Капитан Трубников, обходил солдат, снова и снова убеждал нас, что русские своих не бросают и надо потерпеть ещё чуть-чуть. «Держитесь, братцы! Помощь уже идёт!» Однажды кто-то сказал: «Рады терпеть, ваше высокоблагородие, но без еды трудно терпится». Трубников стоял аккурат против меня. Посмотрел, посмотрел и говорит: «Слушай, Юстус, на тебе ведь ремень кожаный?» – «Кожаный, а что?» – «А то! Кожа, она с животного, значит можно ремень съесть. Давайте, братцы, пока помощь идёт, пожуём сыромятных ремешков!»
Съели ремни. Экономно ели, а помощь не шла. И уже столько ослепших было от горного снега и солнца, а ещё больше помороженных, и уже первые умершие. А по ночам со звёздного неба глядело отчаяние. Люди лежали, прижавшись друг к другу, чтобы было теплее и ждали конца, потому что турецкий плен казался страшнее голодной смерти.
Но однажды утром раскатились по горам винтовочные залпы, и мы увидели под горой своих, родных, русских. «За мной, ребята! Ура!» – закричал Трубников, и мы побежали за ним навстречу нашим. Кто как мог. На обмороженных ногах. Турки разваливались в стороны как масло под ножом. Дождались. Вызволили свои.

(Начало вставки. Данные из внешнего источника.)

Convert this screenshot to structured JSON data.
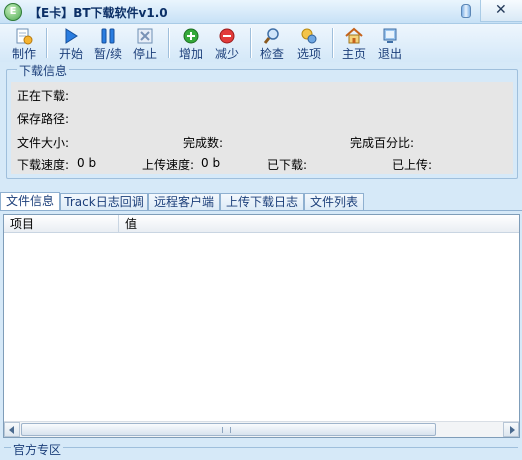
{
  "window": {
    "title": "【E卡】BT下载软件v1.0",
    "icon_text": "E",
    "close_symbol": "✕"
  },
  "toolbar": {
    "make": "制作",
    "start": "开始",
    "pause_resume": "暂/续",
    "stop": "停止",
    "add": "增加",
    "reduce": "减少",
    "check": "检查",
    "options": "选项",
    "home": "主页",
    "exit": "退出"
  },
  "download_info": {
    "legend": "下载信息",
    "downloading_label": "正在下载:",
    "save_path_label": "保存路径:",
    "file_size_label": "文件大小:",
    "completed_count_label": "完成数:",
    "completed_percent_label": "完成百分比:",
    "download_speed_label": "下载速度:",
    "download_speed_value": "0 b",
    "upload_speed_label": "上传速度:",
    "upload_speed_value": "0 b",
    "downloaded_label": "已下载:",
    "uploaded_label": "已上传:"
  },
  "tabs": [
    {
      "label": "文件信息"
    },
    {
      "label": "Track日志回调"
    },
    {
      "label": "远程客户端"
    },
    {
      "label": "上传下载日志"
    },
    {
      "label": "文件列表"
    }
  ],
  "list": {
    "columns": [
      "项目",
      "值"
    ]
  },
  "footer": {
    "legend": "官方专区"
  }
}
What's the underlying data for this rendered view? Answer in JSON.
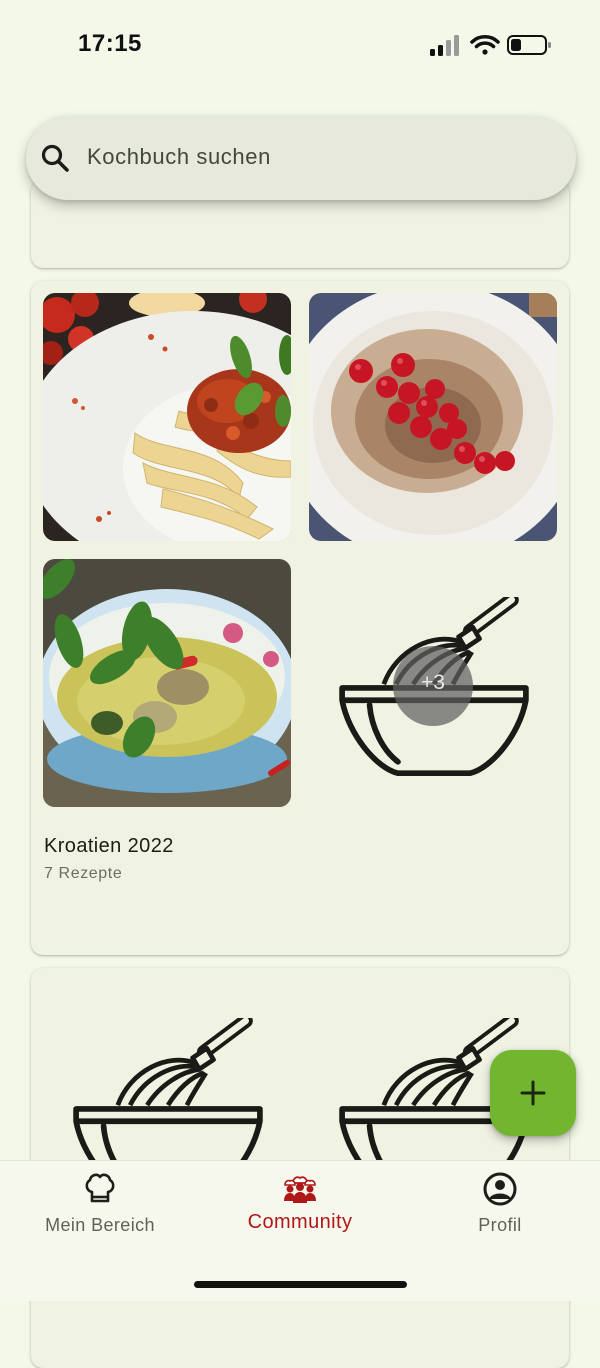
{
  "status_bar": {
    "time": "17:15",
    "icons": [
      "cellular-signal-icon",
      "wifi-icon",
      "battery-icon"
    ]
  },
  "search": {
    "placeholder": "Kochbuch suchen",
    "icon": "search-icon"
  },
  "cookbooks": [
    {
      "title": "Kroatien 2022",
      "count": "7 Rezepte",
      "thumbnails": [
        "pasta-bolognese-photo",
        "rice-pudding-currants-photo",
        "green-curry-photo"
      ],
      "more_badge": "+3",
      "placeholder_icon": "whisk-bowl-icon"
    }
  ],
  "fab": {
    "icon": "plus-icon",
    "color": "#72b52f"
  },
  "bottom_nav": {
    "items": [
      {
        "label": "Mein Bereich",
        "icon": "chef-hat-icon",
        "active": false
      },
      {
        "label": "Community",
        "icon": "community-chefs-icon",
        "active": true
      },
      {
        "label": "Profil",
        "icon": "profile-icon",
        "active": false
      }
    ]
  },
  "colors": {
    "background": "#f3f8e8",
    "card": "#f0f3e2",
    "accent": "#72b52f",
    "active_nav": "#b01818"
  }
}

Меня с твоим отцом отправили в Тифлис на лечение и отдых. Сильно боялись, что ослепнем, но, слава богу, зрение вернулось. В шестнадцатом году опять на фронт. Попали в наш старый полк, а его командиром был тот самый Трубников, только уже подполковник. В апреле взяли Трапезунд, пошли дальше, а в конце лета прилетел нам с Эдуардом турецкий снаряд, один на двоих, но хватило его обоим. Переправили через море в госпиталь в Крым.
А тут революции пошли. Митинги каждый день, кричали до боли гортанной. Ах, как пьянила свобода! Как бредили справедливостью! Сотни лет терпели, и вот, дождались! Одним рывком можно её достичь. Ещё чуть-чуть. Ещё напрячь мозги и станет ясно, как это сделать. Но не получалось. Чем больше говорили ораторы, тем больше путали, напускали туману. Возвращались в казармы с распухшей головой. Кому верить непонятно, все правильно говорят, да почему-то ненавидят друг друга.
А тут, весной, в светлый месяц май приказ – опять на фронт, снова с турками драться. «Кто приказал?» – «Сам Керенский». – «К чёртовой матери вашего Керенского!» – Ах вы, сволочи! Думаете цацкаться с вами будем?!»
И подошла к казармам конница. Всадники в косматых шапках, глаза зверские – изрубят похлеще турок, глазом не моргнут. Силы неравны. Пришлось подчиниться. Но какую злобу затаили! И всё стало ясно: офицерьё проклятое, помещичьи выползки! Разве они позволят мужику землю взять! Ну подождите! Попадём мы с вами в Россию! Теперь не обманете, оружие мы вам, как в пятом году, не сдадим! О, как все ненавидели начальство! Даже мы, немцы, у которых никогда не было крепостного права! Но разве у нас земля справедливо поделена?! Разве у нас нет богатых мироедов и несчастных бедняков? Разве не мучают Ройши таких, как твой отец?!
Но с другой стороны, я чувствовал, что не все офицеры наши враги. Нет, не враг солдатам подполковник Трубников, сидевший с нами в окружении на снежной горе, так же, как мы, съевший свои ремни, бежавший впереди нас на турок!